Here are a few tidbits from my digging through the chronic Parvovirus B19 research, another known virus associated with ME, which is known to present diagnostic challenges with bloodwork:
Over-reliance on unreliable bloodwork: The Dangers
- From Harvard: In some low viremic states, parvovirus B19 DNA is detectable by nested PCR in plasma but not in serum. S. Kim Jacobson, Jennifer S. Daly, Grace M. Thorne, and Kenneth McIntosh. Chronic Parvovirus B19 Infection Resulting in Chronic Fatigue Syndrome: Case History and Review (From the Division of Infectious Diseases, Department of Pediatrics, Harvard Medical School). Clinical Infectious Diseases 1997; 24:104851 : http://www.journals.uchicago.edu/doi/pdf/10.1086/513627
- The diagnosis (of PVB19) is based on serology, bone marrow examination to demonstrate pure red cell aplasia, and PCR tests to demonstrate the presence of parvovirus B19 DNA in clinical specimens. Use of serology is limited due to failure to mount immune response in some patients. Schlossberg, David. Clinical Infectious Diseases.

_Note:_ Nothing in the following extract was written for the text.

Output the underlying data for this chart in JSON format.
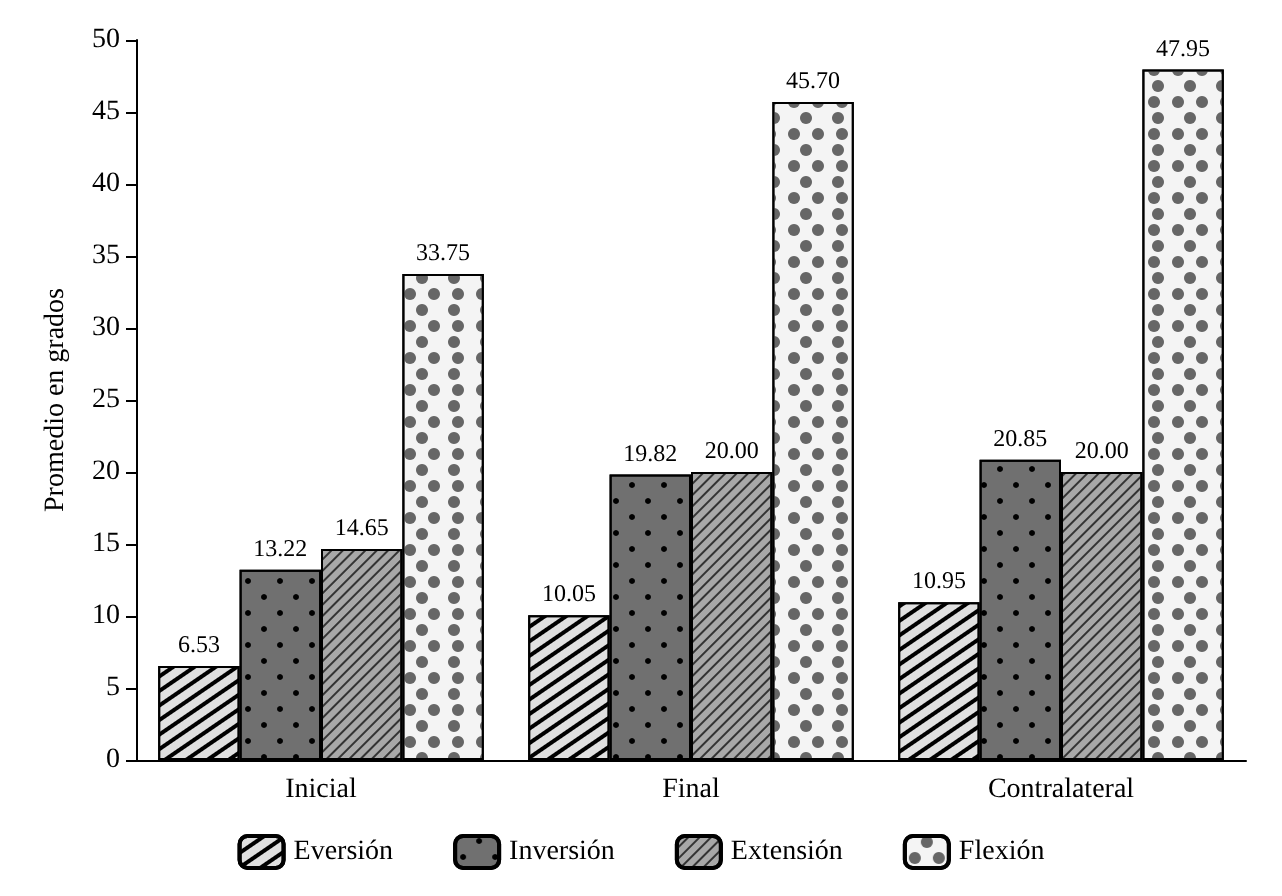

Part XI: The Susceptible Host, pp. 620-621. Cambridge University Press, May 2008. http://books.google.ca/books?id=-wW...m=23#v=onepage&q=acyclovir parvovirus&f=false
- immunocompetent individuals who have evidence of current or recent infection may lack detectable levels of B19 DNA in their blood when tested by PCR. Evidence to support this came from a study of 40 immunocompetent individuals, who were tested for B19 DNA by PCR. All had shown evidence of seroconversion, B19 IgM and B19 IgG positive. Of these 40, only 45%(18/40) contained B19 DNA using non-nested PCR, whereas the remaining 55% of samples were negative by PCR for B19V DNA. It is suggested that based on this data, PCR should not be used to detect B19V acute infection in immunocompetent persons. Diagnosing human Parvovirus B19 infection: Guidelines for test selection. Jordan J. Molecular Diagnosis 2001:6:307-312. See page 3 of URL: http://www.fifthdisease.org/cmsFiles/fifthdisease_human_literature_reveiw.pdf
- It is well known that the B19 genome can be detected in tissue without concurrent viremia as well as that negative serological test results during acute B19 infection can be seen in the first months after HSCT (hematopoietic stem cell transplantation) and It has to be noted that not all assays are capable of detecting the B19 genotypes 2 and 3. F Beske, S Modrow, J Srensen, H Schmidt, S Kriener, R Allwinn, T Klingebiel, D Schwabe and T Lehrnbecher , Parvovirus B19 pneumonia in a child undergoing allogeneic hematopoietic stem cell transplantation. Bone Marrow Transplantation (2007) 40, 8991; doi:10.1038/sj.bmt.1705693; published online 30 April 2007. http://www.nature.com/bmt/journal/v40/n1/full/1705693a.html
Here's an example of how this plays out for patients with ME and chronic PVB19. The reality emerges that legions of chronic PVB19 patients are denied proper diagnosis and further investigation as a result of flawed emphasis on bloodwork which may itself be flawed! To whit: my PCR for PVB19 was
negative in Canada, but my clinical presentation was
exactly like that of Kerr's PVB19 chronic fatigue patients. So while it may be well known in German cardiology circles that B19 genome can be detected in tissue without concurrent viremia, this is certainly not my experience in Canada, where it took 10 years of bull-headed insistence and a trip to Germany for a biopsy to prove that I had chronic PVB19.